Church Of St Editha is a Grade II listed building in the Tamworth local planning authority area, England. First listed on 8 February 1991. Church.
Church Of St Editha
- WRENN ID
- vast-garret-pine
- Grade
- II
- Local Planning Authority
- Tamworth
- Country
- England
- Date first listed
- 8 February 1991
- Type
- Church
- Source
- Historic England listing
Description
The Church of St Editha is an Anglican church built in 1864. It was designed by G.E. Street and is constructed of rock-faced stone with ashlar dressings, featuring tile roofs. The church is of Early Pointed style, comprising a chancel with a south organ loft and vestry, and a nave with a gabled south aisle.
The chancel has an east triplet of double-cusped lancet windows with foliate stops under a hood mould, and a pair of lancets under a roundel to the north. The gabled organ loft features a rose window to the east and a lancet to the north, with a lean-to vestry containing a 2-light square-headed window and a chamfered timber-frame entrance. The 2-bay nave has stepped triplets of lancets to the north, with an offset gabled buttress to the east and a diagonal buttress to the west; a 3-light plate tracery west window is also present. An east gabled bell turret rises above. The 3-bay south aisle has 2-light windows with Geometrical tracery, a 2-light plate-tracery west window, and a gabled timber-framed porch with an ashlar plinth and a south extension. Within the porch is an inner entrance with a quinquefoil arch, and a gabled offset buttress to the left.

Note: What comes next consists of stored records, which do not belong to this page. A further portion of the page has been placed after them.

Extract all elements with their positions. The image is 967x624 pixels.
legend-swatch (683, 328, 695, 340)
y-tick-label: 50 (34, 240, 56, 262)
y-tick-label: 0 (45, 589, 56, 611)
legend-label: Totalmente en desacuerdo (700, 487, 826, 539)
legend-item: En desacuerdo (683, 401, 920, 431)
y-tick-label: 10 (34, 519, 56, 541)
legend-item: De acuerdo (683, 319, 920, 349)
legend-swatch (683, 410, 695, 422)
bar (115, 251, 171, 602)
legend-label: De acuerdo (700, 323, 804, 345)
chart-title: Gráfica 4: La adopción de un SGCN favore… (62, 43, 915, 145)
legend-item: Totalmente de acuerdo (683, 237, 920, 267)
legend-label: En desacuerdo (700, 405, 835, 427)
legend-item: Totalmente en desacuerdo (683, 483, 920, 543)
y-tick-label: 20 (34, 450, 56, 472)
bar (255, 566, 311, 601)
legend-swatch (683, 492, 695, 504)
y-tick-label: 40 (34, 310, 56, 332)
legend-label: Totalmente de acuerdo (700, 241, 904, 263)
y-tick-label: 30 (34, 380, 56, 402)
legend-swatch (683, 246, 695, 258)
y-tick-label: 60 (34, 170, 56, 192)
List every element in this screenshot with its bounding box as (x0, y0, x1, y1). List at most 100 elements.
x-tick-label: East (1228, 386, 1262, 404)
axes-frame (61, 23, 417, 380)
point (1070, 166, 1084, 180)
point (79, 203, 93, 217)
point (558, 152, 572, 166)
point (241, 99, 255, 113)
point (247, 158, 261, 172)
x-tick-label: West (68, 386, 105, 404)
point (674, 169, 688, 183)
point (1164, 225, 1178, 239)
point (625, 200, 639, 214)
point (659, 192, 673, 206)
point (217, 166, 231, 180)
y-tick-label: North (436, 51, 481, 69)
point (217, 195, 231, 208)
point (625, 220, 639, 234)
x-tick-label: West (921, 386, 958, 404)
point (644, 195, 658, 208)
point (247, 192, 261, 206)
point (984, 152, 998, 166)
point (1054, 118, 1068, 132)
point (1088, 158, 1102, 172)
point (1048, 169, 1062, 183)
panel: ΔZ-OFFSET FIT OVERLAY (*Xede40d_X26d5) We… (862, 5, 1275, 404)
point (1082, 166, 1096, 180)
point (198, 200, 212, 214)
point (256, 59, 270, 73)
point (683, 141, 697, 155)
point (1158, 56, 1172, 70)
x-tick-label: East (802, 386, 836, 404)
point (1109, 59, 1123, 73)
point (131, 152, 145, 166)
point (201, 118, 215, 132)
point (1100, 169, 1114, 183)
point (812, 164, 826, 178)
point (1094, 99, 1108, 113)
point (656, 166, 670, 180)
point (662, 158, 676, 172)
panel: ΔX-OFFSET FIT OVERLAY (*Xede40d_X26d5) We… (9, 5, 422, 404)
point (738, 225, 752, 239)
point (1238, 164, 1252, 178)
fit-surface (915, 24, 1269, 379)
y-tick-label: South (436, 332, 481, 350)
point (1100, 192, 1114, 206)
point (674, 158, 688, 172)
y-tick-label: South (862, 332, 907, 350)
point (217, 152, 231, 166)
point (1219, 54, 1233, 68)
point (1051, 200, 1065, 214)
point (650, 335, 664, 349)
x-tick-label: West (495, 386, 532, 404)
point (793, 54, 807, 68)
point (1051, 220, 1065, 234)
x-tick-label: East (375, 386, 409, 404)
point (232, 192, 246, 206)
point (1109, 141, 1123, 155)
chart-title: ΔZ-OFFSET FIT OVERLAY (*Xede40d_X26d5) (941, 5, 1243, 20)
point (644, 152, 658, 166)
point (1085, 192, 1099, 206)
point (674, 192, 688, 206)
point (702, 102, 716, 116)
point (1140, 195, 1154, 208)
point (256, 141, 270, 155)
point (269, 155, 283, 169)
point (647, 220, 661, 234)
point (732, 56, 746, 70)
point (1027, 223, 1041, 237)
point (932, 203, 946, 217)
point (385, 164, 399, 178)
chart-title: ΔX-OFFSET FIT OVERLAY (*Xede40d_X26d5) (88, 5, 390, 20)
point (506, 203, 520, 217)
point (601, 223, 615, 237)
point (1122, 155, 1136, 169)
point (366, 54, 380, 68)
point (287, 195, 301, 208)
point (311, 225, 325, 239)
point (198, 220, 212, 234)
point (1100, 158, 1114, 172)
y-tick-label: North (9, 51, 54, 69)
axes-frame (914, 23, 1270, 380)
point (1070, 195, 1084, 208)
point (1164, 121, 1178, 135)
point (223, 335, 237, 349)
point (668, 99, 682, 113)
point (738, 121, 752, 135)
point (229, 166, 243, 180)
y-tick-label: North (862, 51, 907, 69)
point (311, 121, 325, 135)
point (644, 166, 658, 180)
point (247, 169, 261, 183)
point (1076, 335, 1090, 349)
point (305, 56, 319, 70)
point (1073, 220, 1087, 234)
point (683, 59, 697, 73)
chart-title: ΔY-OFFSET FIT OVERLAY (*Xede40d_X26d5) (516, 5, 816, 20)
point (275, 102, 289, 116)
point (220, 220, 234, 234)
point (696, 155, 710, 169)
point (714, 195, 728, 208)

Inside, the chancel features cusped arch-braced collar trusses and arches to the nave and organ loft, which die into the jambs. There are two trefoil-headed sedilia to the south, with a central shaft and a stiff leaf capital, and a similar credence shelf to the north. The east window sits above inlaid marble panels, and low coped walling borders the chancel arch. The nave has 3-bay double-chamfered arcades on round piers, and the west respond has a cusped arch-braced collar truss. The aisle has a similar roof and an arch to the organ loft, which dies into the jambs. The organ loft has a waggon-boarded roof. A boldly detailed parclose screen is located to the south of the chancel, with matching stalls and an altar table. A timber pulpit features linen-fold panelling, and an aisle incorporates a panelled screen with open tracery upper panels to the east. Stained glass in the east window, designed in 1864 by E. Burne-Jones for Morris and Co, is described as “some of the finest Victorian glass in the county”, as is the chancel north window from 1910. The richly coloured aisle west window is also noteworthy.